The resident of Reno tested positive for Covid-19 in April at a community-based testing event held by the Washoe County Health District on April 18. The patient indicated symptoms consistent with a viral infection, such as sore throat, cough, headache, nausea, and diarrhea. During isolation, he indicated a resolution of his symptoms on April 27. 

The patient first tested positive for Covid-19 in April. (Getty Images)

The patient was subsequently tested and was found negative for Covid-19 for specimens collected on May 9, and May 26. The patient continued to feel well until May 28. On May 31, he sought care with self-reported fever, headache, dizziness, cough, nausea, and diarrhea. A chest X-ray was performed and he was discharged home. “Five days later, on June 5, the patient presented to a family care doctor and was found to be hypoxic (a condition that happens when the body does not get enough oxygen), and was instructed to go to the emergency department. The patient was hospitalized that day and tested for Covid-19. The patient required ongoing oxygen support and reported symptoms that included myalgia (muscle pain), cough, and shortness of breath. The patient tested positive for Covid-19,” the findings reveal. 

The investigators conducted “identity testing” on the specimens and lab samples evaluated in the study to verify the specimens were from the same person. Embedded in the genomic material of SARS-CoV-2 is a detailed code that experts say may provide insight into a better understanding of this virus. “A virus has a biological genome like all living things. Since March, the NSPHL has analyzed the genomic RNA of approximately 200 positive Covid-19 samples from Nevadans who have tested positive for Covid-19. The power of genomic information could turn the tables in the fight against the coronavirus,” explains Pandori.

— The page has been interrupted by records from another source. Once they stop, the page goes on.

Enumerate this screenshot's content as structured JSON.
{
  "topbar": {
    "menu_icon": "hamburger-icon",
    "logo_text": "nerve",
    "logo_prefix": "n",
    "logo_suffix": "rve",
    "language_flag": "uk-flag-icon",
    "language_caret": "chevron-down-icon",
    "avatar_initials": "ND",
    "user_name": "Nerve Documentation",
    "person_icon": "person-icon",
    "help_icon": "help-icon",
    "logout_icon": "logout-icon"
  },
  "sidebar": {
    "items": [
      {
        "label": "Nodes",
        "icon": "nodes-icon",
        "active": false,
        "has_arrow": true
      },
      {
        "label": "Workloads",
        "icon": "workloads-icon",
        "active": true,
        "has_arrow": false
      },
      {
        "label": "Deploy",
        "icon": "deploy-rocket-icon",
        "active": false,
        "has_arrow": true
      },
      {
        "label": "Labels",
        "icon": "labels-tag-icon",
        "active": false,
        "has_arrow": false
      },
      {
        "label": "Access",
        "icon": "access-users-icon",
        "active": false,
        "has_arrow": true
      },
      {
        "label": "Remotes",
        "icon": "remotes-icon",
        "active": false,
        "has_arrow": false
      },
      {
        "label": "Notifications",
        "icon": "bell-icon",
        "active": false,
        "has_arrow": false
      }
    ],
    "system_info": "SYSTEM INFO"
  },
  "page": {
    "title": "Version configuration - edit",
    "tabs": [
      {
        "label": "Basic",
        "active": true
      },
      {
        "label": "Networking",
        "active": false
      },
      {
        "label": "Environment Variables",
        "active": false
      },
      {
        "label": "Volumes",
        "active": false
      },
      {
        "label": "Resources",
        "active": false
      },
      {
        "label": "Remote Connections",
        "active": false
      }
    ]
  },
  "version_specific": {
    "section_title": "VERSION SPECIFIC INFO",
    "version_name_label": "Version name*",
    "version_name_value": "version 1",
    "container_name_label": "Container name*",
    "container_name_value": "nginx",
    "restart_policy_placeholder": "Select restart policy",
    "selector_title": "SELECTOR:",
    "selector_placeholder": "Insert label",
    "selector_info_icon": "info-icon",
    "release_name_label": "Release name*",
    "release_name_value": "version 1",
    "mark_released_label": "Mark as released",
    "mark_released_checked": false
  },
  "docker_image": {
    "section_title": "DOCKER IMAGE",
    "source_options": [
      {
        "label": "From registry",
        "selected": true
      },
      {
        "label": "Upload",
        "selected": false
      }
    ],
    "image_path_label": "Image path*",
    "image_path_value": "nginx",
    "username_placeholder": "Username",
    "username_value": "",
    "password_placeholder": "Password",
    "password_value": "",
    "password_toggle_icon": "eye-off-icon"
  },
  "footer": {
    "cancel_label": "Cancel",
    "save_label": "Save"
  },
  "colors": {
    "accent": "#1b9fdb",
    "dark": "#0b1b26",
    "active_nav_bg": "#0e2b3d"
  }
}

Based on their findings, the researchers caution that reinfection cases are a potential warning sign that it is possible to catch Covid-19 more than once and with unpredictable severity. “If reinfection is possible on such a short timeline, there may be implications for the efficacy of vaccines developed to fight the disease. It may also have implications for herd immunity. It is important to note that this is a singular finding. It does not provide any information to us with regard to the generalizability of this phenomenon,” writes Pandori.

According to experts, there are currently many more unknowns than knowns about immune responses to Covid-19. “After one recovers from Covid-19, we still do not know how much immunity is built up, how long it may last, or how well antibodies play a role in protection against reinfection. This is a novel disease. We still have a steep learning curve ahead and lots of work to do, especially as inconvenient truths arise,” says Pandori.